Los CV más utilizados

  • Cronológico. Este tipo de documento es quizá el más extendido ya que la organización cronológica de su redacción permiten una lectura fácil y clara de entender para los seleccionadores. Dentro de esta tipología podremos encontrar dos variantes: la directa y la inversa. Ésta última es la más común entre los candidatos ya que generalmente se pretende destacar el último puesto de empleo desarrollado en nuestra vida profesional. Sin embargo, el currículum cronológico directo nos sirve para mostrar una evolución es ascenso y que se ha mantenido estable a lo largo de la trayectoria laboral. Deberemos utiliza el CV cronológico cuando hayamos trabajado de forma continuada y evitarlo por tanto si hemos tenido largos periodos de desempleo. Tampoco es recomendado si queremos destacar nuestras habilidades frente a nuestras experiencias, ya que existen otros tipos en los que sí poder realzar los logros de los postulantes.

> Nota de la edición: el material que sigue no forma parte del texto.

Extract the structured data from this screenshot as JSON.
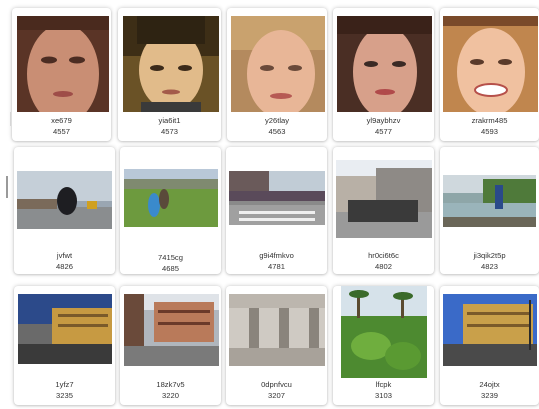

  • Funcional. ¿Cómo plasmar en un mismo documento que has trabajado en diferentes sectores profesionales a lo largo de vida laboral? Muy fácil, haciendo un CV funcional. En él explicas tus anteriores experiencias por bloques o temas; por ejemplo, comercio y ventas, administrativo, hostelería, etc. Lo recomendamos a aquellos candidatos que se consideren polivalentes o que opten a puestos de trabajo que así lo requieran. Esto puede ser muy beneficioso si nos postulamos ante empresas pequeñas donde ‘todos hacen de todo’ y se necesitan empleados que destaquen en varias ramas profesionales. También es aconsejable que utilicen este tipo de CV aquellas personas que quieran alejarse del sector en el que han estado trabajando más recientemente. Hay que prestar especial atención para la elaboración del mismo ya que al ordenarse por bloques la redacción puede quedar un tanto caótica para el lector.

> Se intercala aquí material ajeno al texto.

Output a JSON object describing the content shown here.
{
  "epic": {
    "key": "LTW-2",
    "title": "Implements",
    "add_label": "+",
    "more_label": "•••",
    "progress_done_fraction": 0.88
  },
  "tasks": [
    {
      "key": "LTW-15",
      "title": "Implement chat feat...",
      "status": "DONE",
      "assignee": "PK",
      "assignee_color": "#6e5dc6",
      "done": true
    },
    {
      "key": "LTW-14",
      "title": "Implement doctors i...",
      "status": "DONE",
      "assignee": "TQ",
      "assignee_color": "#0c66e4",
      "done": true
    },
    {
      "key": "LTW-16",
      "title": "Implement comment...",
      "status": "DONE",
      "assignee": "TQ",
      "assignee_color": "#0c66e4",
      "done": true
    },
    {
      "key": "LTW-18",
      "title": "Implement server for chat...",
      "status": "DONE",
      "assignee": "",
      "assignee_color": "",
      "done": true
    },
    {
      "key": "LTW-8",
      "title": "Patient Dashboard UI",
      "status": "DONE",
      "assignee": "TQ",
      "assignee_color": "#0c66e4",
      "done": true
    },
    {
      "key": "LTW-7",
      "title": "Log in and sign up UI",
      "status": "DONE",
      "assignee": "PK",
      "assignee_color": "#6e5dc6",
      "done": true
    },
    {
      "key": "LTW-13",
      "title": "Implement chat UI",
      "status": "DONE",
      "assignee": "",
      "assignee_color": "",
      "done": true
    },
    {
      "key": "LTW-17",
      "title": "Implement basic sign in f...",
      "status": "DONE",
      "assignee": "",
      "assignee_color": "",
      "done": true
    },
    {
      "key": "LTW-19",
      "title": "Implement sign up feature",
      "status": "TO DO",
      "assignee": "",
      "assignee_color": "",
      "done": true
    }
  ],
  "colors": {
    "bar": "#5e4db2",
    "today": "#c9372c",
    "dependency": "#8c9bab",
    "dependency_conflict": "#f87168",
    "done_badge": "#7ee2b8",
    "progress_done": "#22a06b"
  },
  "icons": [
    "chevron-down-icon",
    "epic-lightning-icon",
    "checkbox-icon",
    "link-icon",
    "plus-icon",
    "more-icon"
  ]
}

  • Mixto. Pero para evitar que el currículum funcional sea complicado de interpretar, existe una tipología que combina los dos anteriores: el funcional con el cronológico. Por lo tanto, redactaremos el documento por temas o bloques específicos, pero en cada uno de ellos utilizaremos la cronología para que nuestras experiencias guarden un orden. Sin duda, te lo recomendamos si has trabajado en puestos de empleo muy diferentes y que además hayas tenido largos periodos de tiempo sin realizar ninguna tarea. Al ser un ‘popurrí’ de experiencias profesionales destacarás como un empleado capacitado para desarrollar diferentes faenas mientras que aportarás variedad y riqueza a tu vida laboral.

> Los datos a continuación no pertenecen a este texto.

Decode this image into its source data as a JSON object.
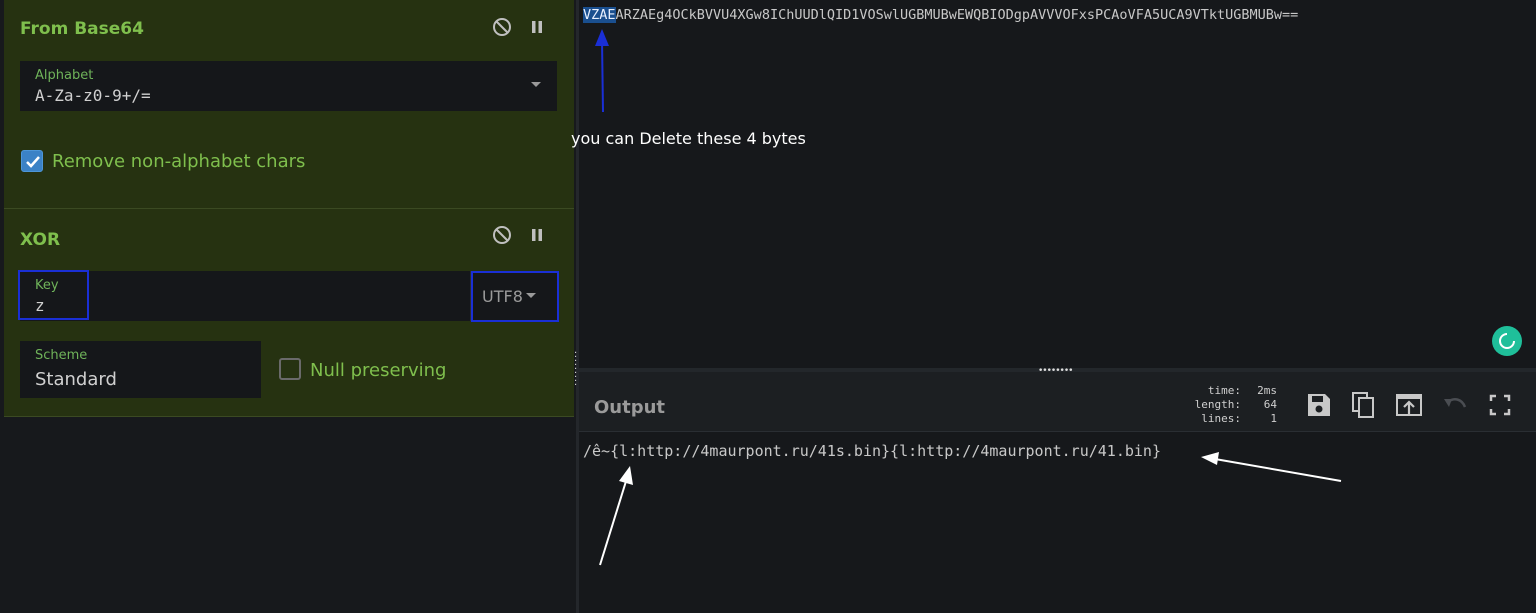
{
  "recipe": {
    "from_base64": {
      "title": "From Base64",
      "alphabet_label": "Alphabet",
      "alphabet_value": "A-Za-z0-9+/=",
      "remove_nonalpha_label": "Remove non-alphabet chars",
      "remove_nonalpha_checked": true
    },
    "xor": {
      "title": "XOR",
      "key_label": "Key",
      "key_value": "z",
      "key_format": "UTF8",
      "scheme_label": "Scheme",
      "scheme_value": "Standard",
      "null_preserving_label": "Null preserving",
      "null_preserving_checked": false
    }
  },
  "input": {
    "selected_text": "VZAE",
    "rest_text": "ARZAEg4OCkBVVU4XGw8IChUUDlQID1VOSwlUGBMUBwEWQBIODgpAVVVOFxsPCAoVFA5UCA9VTktUGBMUBw=="
  },
  "annotation": {
    "text": "you can Delete these 4 bytes",
    "arrow_color": "#1a2fd6"
  },
  "output": {
    "title": "Output",
    "stats": [
      {
        "key": "time:",
        "value": "2ms"
      },
      {
        "key": "length:",
        "value": "64"
      },
      {
        "key": "lines:",
        "value": "1"
      }
    ],
    "text": "/ê~{l:http://4maurpont.ru/41s.bin}{l:http://4maurpont.ru/41.bin}",
    "buttons": [
      "save-icon",
      "copy-icon",
      "replace-input-icon",
      "undo-icon",
      "maximise-icon"
    ]
  },
  "colors": {
    "recipe_bg": "#263211",
    "label_green": "#7fbf4d",
    "selection": "#1a4f8f",
    "highlight_box": "#1a2fd6",
    "status_ok": "#1fbf9a"
  }
}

En este vídeo puedes ver cómo preparar estos últimos currículum, el funcional y el mixto:

Para los más atrevidos

  • Infografía. ‘Una imagen vale más que mil palabras’ y con el CV infográfico podrás captar la atención de los seleccionadores, plasmarás de un vistazo tus conocimientos y experiencias profesionales y demostrarás que eres creativo y tienes habilidades con el diseño. Precisamente por ello te lo recomendamos especialmente cuando te presentes a puestos de empleo relacionados con el marketing, la comunicación o las artes gráficas. Puede que otros sectores alejados de la imagen tenga éxito este tipo de currículums, pero es una apuesta más arriesgada que te aconsejamos no probar. Ante todo, debes ser original, utilizar la imagen y el texto en la justa medida y sobre todo estar capacitado; si crees que no eres vas a poder realizar algo de calidad, es mejor que no lo hagas.
  • Videocurrículum.  Y si adelantábamos que el currículum infográfico era un tanto arriesgado, el videocurrículum también es un documento  con una ‘doble cara’. Ya vimos anteriormente cómo grabar el videocurrícululm, así que es una herramienta que puede resultarte muy útil. Por un lado es beneficioso porque es dinámico, llama la atención de los seleccionadores, es original, se puede desarrollar los conocimientos de una manera creativa y no es una tipología muy extendida todavía. Pero también son muchos los riesgos a los que nos enfrentamos con este modelo: cansar a la empresa mientras lo ve, no contar con una calidad mínima, que los seleccionadores no dispongan de los medios tecnológicos para verlo o que haya problemas con el audio o vídeo en sus aparatos electrónicos. Si nos lanzamos a realizar un videocurrículum, te recomendamos que dure alrededor de un minuto, utilices un discurso dinámico, seas claro a la hora de contar tus experiencias y cuentes con los medios necesarios para grabar y editar el vídeo final.